As per Amplats’ full-year results ended December 31, which were also published today, Amplats had net debt of R7.3bn – a reduction of R5.5bn during the 12-month period. The upfront payment of R1.4bn from the sale of RPM was included in the year under review.
Asked in a media call this morning if the group would consider a resumption of dividend payments in the current financial year, Botha, said it was too early.
“It [a dividend payment] is an important part of our capital allocation model, but when we reintroduce it, it needs to be sustainable. So we need conditions that would give us greater confidence,” he said. Amplats’ last dividend payment was its final declaration in its 2011 financial year.
Operationally, Amplats turned in an improved performance in its 2016 financial year, especially in terms of containing cash costs.
Mined and purchased metal production increased 2% to 2.38 million ounces while platinum mined was 956,000 oz, a 5% improvement. Of own production, Mogalakwena output was 5% higher at some 412,000 oz for the year.
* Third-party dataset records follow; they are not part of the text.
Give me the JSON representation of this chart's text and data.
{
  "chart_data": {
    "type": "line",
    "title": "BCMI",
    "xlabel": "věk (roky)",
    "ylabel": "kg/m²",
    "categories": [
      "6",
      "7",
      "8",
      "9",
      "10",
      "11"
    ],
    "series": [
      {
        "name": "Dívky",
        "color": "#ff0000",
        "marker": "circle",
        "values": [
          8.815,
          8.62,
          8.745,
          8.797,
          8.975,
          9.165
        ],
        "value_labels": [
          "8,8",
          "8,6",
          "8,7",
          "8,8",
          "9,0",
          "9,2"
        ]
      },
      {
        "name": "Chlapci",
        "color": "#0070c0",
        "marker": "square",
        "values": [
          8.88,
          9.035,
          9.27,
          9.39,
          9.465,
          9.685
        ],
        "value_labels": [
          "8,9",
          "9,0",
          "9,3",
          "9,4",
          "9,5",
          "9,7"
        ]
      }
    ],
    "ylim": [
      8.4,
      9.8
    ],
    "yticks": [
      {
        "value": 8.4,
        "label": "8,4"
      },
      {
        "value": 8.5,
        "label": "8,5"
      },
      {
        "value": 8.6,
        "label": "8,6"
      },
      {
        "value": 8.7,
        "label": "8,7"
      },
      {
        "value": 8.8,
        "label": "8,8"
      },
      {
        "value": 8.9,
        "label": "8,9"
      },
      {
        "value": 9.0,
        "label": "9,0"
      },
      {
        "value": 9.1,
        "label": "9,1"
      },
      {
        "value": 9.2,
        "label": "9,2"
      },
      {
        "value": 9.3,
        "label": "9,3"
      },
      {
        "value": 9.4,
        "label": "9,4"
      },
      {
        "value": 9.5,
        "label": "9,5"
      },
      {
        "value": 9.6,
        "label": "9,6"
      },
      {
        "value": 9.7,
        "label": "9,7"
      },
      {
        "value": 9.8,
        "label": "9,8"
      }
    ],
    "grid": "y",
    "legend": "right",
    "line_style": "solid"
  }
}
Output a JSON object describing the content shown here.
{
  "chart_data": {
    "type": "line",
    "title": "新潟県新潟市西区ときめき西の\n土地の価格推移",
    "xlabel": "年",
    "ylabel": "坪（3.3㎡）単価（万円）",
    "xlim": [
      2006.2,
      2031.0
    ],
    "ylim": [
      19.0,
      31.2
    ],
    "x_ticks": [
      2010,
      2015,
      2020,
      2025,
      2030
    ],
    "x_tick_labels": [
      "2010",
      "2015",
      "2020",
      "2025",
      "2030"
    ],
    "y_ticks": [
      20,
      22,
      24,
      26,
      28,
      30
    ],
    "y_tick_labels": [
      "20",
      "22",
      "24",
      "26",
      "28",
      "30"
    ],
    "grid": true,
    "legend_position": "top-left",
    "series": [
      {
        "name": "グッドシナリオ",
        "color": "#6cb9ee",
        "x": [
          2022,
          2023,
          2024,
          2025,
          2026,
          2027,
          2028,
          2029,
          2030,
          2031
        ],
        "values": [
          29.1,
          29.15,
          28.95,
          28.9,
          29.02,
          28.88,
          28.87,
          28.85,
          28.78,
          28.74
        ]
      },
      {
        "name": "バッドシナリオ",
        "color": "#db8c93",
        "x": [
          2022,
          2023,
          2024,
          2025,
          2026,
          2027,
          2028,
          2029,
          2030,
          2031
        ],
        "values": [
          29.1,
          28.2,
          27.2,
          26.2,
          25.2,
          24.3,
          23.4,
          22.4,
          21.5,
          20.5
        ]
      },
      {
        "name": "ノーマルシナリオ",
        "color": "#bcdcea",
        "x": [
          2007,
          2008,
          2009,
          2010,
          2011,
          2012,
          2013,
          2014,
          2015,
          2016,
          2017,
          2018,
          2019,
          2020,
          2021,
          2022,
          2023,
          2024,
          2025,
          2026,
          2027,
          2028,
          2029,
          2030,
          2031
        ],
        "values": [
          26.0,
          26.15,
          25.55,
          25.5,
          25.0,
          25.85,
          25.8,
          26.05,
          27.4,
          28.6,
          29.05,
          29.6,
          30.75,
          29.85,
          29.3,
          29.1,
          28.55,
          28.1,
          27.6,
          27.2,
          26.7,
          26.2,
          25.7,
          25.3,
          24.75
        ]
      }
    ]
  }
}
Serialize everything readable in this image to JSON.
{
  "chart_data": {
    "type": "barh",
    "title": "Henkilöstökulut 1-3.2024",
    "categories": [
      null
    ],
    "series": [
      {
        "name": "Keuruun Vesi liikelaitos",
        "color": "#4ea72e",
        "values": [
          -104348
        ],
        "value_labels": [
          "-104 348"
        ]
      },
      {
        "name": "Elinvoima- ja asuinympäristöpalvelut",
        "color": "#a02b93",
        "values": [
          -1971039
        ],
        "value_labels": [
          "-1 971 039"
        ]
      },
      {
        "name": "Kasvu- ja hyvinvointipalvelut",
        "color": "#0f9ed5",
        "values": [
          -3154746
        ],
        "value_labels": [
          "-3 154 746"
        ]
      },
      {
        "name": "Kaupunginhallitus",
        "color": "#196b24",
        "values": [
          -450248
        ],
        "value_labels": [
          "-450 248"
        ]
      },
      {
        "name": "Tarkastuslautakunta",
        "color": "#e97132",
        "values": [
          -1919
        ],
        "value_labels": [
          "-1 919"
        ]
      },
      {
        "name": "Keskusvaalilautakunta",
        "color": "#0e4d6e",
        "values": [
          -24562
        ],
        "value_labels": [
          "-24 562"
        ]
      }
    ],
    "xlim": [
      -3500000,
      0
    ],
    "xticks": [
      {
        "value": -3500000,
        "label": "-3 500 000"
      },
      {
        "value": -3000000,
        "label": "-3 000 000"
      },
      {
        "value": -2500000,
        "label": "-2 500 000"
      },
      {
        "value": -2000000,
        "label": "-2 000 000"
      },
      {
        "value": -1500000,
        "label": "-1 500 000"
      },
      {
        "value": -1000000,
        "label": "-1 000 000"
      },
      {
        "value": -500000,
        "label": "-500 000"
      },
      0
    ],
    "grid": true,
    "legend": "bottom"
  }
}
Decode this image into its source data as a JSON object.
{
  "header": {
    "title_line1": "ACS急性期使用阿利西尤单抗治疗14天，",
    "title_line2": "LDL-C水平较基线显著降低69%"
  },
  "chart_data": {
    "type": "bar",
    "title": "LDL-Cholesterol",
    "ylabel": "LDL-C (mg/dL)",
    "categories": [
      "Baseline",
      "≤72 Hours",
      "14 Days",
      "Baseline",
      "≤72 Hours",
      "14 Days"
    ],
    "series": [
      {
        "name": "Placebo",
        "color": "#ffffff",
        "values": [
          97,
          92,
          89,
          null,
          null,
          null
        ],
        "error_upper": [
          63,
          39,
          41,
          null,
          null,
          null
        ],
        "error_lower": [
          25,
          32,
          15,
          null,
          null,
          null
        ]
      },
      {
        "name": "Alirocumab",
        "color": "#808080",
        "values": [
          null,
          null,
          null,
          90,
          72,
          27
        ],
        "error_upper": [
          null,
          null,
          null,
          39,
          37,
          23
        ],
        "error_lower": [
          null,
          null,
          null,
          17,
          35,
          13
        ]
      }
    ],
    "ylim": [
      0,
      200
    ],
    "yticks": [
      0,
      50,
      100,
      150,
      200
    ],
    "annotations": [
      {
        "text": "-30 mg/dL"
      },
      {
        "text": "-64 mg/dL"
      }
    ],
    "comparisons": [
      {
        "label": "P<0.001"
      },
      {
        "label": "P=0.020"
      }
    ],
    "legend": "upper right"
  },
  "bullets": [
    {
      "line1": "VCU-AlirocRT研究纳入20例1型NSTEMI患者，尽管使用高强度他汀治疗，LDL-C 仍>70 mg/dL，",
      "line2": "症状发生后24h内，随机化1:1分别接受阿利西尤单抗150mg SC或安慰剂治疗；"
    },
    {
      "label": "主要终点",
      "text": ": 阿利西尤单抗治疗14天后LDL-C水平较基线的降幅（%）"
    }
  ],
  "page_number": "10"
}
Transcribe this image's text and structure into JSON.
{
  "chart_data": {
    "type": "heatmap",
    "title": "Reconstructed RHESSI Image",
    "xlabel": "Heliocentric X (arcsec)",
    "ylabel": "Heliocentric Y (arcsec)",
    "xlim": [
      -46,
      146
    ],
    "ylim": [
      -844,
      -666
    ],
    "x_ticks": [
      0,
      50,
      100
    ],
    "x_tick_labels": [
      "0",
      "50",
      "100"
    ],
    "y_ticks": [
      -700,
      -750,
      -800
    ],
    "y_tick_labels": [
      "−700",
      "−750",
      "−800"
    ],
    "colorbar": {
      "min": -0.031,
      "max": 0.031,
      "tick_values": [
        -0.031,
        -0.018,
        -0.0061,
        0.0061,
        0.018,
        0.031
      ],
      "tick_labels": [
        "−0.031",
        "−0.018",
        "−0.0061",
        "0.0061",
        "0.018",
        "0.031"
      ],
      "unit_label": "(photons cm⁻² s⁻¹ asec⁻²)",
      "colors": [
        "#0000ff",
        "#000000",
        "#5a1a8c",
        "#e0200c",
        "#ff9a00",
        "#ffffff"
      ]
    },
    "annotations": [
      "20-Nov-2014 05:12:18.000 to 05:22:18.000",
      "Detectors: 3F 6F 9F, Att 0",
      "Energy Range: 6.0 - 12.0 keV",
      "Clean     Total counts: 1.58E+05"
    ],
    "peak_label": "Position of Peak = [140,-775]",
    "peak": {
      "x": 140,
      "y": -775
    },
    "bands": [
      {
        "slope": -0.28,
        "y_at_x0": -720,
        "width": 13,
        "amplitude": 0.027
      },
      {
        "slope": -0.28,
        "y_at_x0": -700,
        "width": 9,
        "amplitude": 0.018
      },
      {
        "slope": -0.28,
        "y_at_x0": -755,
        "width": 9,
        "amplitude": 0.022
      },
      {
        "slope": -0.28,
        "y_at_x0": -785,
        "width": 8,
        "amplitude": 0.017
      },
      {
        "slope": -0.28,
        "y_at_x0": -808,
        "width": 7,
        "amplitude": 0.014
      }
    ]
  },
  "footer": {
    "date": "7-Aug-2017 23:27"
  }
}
Cash costs per platinum ounce were R19,545 oz compared to R19,266 oz, a 1.5% increase year-on-year. The basket of platinum group metals (PGMs) Amplats produced helped Amplats to a 5% increase in pretax earnings to R9.1bn and a R2bn turnaround in the bottom line year-on-year.
Headline share earnings were 713 cents per share (2015: restated numbers of -48 c/share) while underlying headline – which excludes impairments, restructuring costs and stock gains – share earnings were 784c/share from 364c/share previously.
Johann Steyn, an analyst for Citi, described the results as “… a very solid operational delivery … and the sale of non-core Union provides further evidence of this”.
“A neutral set of results,” said Goldman Sachs.
Chris Griffith, CEO of Amplats, said the company expected to report between 2.35 million oz to 2.4 million oz in platinum production for the 2017 financial year of which own mine output would be stable at about 960,000 oz.
Cash costs per platinum oz production would be between R20,350 and R20,850 while capital expenditure would fall between R3.7bn and R4.2bn.
Of the capital expenditure, R2.9bn to R3.2bn would be stay-in-business (SIB) capital. “We are not cutting back SIB because of strain on the balance sheet. We are not starving the business of SIB capital,” said Griffith.